A March trial start in Donald Trump’s federal election interference case is on the ropes — but it’s still possible the trial moves forward then or at least sometime before the 2024 election. The latest factor in this equation is the new case the Supreme Court took up Wednesday, over the obstruction charge used in Jan. 6 cases, including Trump’s.
To understand why, let’s look at the moving parts that have picked up this week.
To understand why, let’s look at the moving parts that have picked up this week.
At the trial level, Trump’s prosecution is essentially on hold while his immunity claim plays out at the U.S. Court of Appeals for the D.C. Circuit and potentially the Supreme Court, a pause that U.S. District Judge Tanya Chutkan made official with an order Wednesday.
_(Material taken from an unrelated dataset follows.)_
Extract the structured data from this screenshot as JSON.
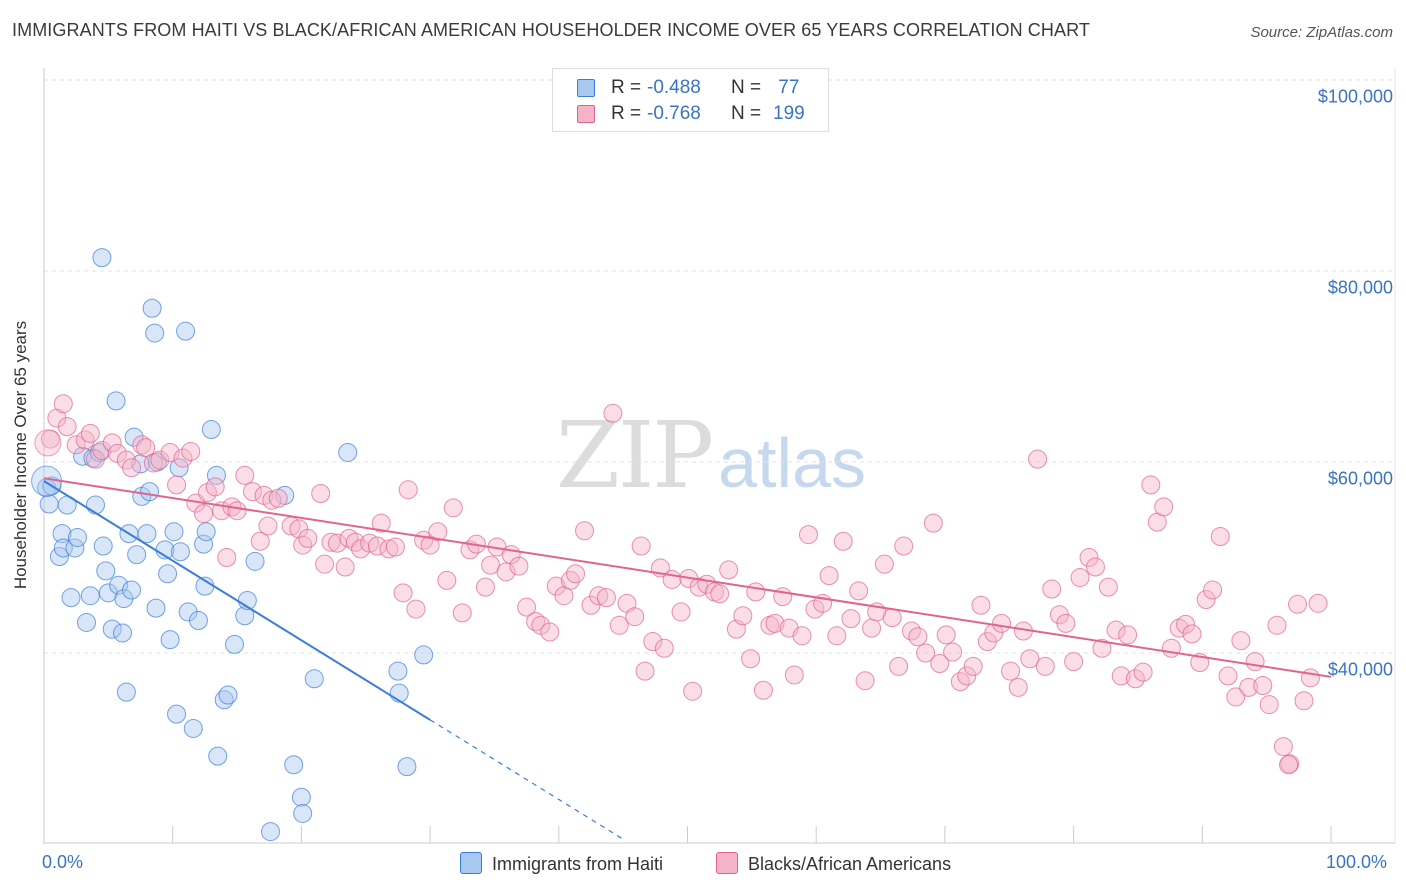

But Chutkan’s action isn’t the main thing that would stop the case from getting to trial, because she has shown the ability and inclination to move quickly when the case is in her control.
The issue is the things outside of her control — the immunity claim that’s on appeal and the Jan. 6 case the Supreme Court just took up.
Trump’s immunity claim is being fast-tracked in the D.C. Circuit, with briefs due from Trump and special counsel Jack Smith over the coming weeks, through Jan. 2. Meanwhile, Smith is pressing the Supreme Court to step in early to decide the immunity issue, with Trump’s high court response to the special counsel’s petition due Wednesday, after which the justices will decide whether to step in.
Of course, if the appellate courts say Trump is immune from prosecution, then the case is over and there’s nothing to try.
But if he loses the immunity claim, then, putting the new Jan. 6 case to the side for a moment, he’s clear for trial. The appellate immunity litigation could push that trial beyond March, but it doesn’t have to push it past the 2024 election. We just don’t know when the immunity appeal will be resolved at this point.
And that brings us to the latest potential impediment to Trump’s trial: the case of Jan. 6 defendant Joseph Fischer, which the justices agreed to review Wednesday. He’s challenging the government’s use of a federal obstruction law in Jan. 6 cases — which Trump is charged with, too — arguing, as have other defendants, that the government has applied it too broadly to Capitol rioters. If the Supreme Court agrees with Fischer, that could upend other Jan. 6 cases and affect Trump’s D.C. case as well — though, importantly, a favorable ruling for Fischer wouldn’t necessarily kill Trump’s obstruction charges, because the theory of the case against Trump is different from the more ground-level prosecutions against rioters. It would depend how the high court rules exactly.